Regressions Smessions

Jim Manzi has a terrific takedown of the usual "let's pretend humans are widgets" logic of regression analysis that's been the longstanding gold standard in social science research.  Looking at a  piece in the Harvard Business Review

What is so striking to me about this article is how unvarnished Knott is in claiming that she has discovered a tool to do exactly what I say is so hard: make useful, reliable and non-obvious predictions for the effect of interventions in social systems. She writes that "Using standard regression analysis, the calculation tells us in a very precise way how productive each of the inputs is in generating output. It tells us, for instance, how much a 1% increase in R&D spending would increase a firm's revenue." Knott asserts that RQ allows the management if a company "to see how changes in your R&D expenditure affect the bottom line and, most important, your company's market value." She even names names: providing a table of what she thinks each of the top 20 public corporations in America should have spent on R&D, and how much more each would be worth if they followed her recommendations.

Bold stuff!

The problem really boils down to causality.  Put simply, it's essentially never the case that X causes Y.  Likely there's a feedback loop between X and Y, and there's usually also a Z (and a A, B, C and D) that influence X, Y and each other in subtle ways.  And then there's the minor fact that they symbolic models suffer from a foundational rupture from the, you know, actual phenomena (a point going back to good ole Hume).

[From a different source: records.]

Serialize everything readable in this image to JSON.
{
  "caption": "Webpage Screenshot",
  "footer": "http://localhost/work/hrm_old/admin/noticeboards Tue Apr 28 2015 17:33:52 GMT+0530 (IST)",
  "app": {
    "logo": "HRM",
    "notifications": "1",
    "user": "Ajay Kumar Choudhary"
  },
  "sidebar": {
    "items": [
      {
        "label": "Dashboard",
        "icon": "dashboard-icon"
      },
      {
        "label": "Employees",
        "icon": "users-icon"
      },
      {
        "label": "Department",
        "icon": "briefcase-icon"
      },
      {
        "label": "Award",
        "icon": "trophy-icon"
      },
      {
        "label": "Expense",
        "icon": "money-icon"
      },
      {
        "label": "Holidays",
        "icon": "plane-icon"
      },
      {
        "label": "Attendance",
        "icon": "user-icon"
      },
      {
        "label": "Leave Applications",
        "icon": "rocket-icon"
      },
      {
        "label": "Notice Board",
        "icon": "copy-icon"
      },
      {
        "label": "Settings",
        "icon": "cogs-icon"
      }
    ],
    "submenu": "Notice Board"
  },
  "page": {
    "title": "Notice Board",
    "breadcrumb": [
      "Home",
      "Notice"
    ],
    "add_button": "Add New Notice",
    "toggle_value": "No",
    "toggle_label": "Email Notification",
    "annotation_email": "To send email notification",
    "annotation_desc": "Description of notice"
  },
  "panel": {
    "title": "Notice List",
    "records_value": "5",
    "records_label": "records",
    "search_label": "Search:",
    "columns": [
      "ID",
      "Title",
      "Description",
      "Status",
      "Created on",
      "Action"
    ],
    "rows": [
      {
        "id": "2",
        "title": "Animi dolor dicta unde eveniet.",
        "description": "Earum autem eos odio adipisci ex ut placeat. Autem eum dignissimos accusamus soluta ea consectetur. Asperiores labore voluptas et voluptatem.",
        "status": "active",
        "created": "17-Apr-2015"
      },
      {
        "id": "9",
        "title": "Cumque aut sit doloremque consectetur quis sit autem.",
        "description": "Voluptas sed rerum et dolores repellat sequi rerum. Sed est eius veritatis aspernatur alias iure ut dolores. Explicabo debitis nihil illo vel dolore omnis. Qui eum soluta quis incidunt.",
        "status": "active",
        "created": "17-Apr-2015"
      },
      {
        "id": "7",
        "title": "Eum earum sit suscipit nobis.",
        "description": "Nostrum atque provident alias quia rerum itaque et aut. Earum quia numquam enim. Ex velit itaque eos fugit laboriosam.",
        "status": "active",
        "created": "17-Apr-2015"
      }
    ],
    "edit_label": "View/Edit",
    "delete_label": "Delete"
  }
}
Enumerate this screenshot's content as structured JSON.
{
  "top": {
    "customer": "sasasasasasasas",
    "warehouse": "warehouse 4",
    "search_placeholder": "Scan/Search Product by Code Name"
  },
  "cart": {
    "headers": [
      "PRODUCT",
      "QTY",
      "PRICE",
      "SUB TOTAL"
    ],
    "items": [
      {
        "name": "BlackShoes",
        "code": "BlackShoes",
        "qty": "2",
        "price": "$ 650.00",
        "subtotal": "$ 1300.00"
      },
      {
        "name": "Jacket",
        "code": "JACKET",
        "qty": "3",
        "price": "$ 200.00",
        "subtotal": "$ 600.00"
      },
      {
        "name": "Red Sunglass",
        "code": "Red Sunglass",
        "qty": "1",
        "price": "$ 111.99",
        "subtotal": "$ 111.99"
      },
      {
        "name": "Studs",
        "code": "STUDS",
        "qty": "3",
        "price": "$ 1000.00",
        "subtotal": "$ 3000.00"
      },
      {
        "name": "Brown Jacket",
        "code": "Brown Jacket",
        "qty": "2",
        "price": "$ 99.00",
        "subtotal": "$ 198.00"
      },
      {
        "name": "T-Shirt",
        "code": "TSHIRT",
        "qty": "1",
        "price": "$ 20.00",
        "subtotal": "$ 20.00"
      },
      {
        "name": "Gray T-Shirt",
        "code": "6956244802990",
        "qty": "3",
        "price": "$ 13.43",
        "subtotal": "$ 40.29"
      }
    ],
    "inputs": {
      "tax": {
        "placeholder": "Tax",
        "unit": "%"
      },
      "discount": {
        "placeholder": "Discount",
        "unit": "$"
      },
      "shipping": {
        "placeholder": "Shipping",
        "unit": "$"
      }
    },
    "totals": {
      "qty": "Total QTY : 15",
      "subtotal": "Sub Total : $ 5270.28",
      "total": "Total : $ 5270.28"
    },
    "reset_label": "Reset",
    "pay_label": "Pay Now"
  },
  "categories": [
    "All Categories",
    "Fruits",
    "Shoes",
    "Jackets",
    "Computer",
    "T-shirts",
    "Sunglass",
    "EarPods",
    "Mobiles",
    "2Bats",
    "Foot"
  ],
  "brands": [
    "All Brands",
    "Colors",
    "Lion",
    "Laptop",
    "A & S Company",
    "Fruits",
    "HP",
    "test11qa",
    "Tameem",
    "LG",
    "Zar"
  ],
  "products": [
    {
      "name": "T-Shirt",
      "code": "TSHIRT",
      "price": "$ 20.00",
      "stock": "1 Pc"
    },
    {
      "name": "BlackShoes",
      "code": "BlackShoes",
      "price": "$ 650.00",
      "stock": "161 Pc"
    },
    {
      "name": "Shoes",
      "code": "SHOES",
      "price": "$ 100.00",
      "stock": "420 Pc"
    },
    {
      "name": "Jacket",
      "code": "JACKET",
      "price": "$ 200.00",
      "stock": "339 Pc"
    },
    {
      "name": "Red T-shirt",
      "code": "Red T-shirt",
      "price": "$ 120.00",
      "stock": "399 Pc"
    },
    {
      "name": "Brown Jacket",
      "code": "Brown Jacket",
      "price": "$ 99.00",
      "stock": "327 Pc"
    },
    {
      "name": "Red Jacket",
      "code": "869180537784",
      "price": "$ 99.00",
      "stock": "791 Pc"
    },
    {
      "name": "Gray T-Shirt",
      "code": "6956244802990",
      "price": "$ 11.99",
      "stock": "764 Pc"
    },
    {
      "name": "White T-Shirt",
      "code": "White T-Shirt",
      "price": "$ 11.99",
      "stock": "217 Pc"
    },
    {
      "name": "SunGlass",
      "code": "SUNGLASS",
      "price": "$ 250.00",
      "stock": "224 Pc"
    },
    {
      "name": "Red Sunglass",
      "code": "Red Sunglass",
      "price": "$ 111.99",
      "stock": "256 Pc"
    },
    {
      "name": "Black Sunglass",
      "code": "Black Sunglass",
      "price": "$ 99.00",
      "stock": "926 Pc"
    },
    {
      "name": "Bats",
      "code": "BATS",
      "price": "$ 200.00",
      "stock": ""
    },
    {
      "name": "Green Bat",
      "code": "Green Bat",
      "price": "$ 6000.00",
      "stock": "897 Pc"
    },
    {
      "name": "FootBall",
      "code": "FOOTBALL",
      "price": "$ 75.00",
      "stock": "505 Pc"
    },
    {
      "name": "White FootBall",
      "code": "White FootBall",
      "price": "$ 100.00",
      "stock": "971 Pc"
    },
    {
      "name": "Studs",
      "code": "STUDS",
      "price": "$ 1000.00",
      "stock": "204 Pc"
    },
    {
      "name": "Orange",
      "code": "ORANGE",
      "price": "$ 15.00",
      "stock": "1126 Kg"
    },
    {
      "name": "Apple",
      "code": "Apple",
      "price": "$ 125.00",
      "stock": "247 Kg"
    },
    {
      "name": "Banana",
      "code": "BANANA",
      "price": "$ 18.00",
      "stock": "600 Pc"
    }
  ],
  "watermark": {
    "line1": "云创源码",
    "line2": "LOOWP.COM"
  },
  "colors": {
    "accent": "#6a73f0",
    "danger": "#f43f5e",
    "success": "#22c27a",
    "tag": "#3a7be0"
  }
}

The results of these problems are clear and spell out:

why attempts to use methods like those Knott employs (e.g., two-step Instrumental Variable models), to try to isolate the causal impact of variable X on corporate performance can't perform the magic of somehow overcoming the problem of never including so much of the relevant data. I summarized the conclusion as: "There's just no way out of the problem that what makes companies do well or badly is very, very complicated, and therefore isolating the impact of any one variable by lining up some descriptors for a few hundred companies and looking for patterns is like trying to grab liquid mercury.

Since at least one Stag Staffer has formal training in these methods, I'd be very curious to hear what he has to say on the matter.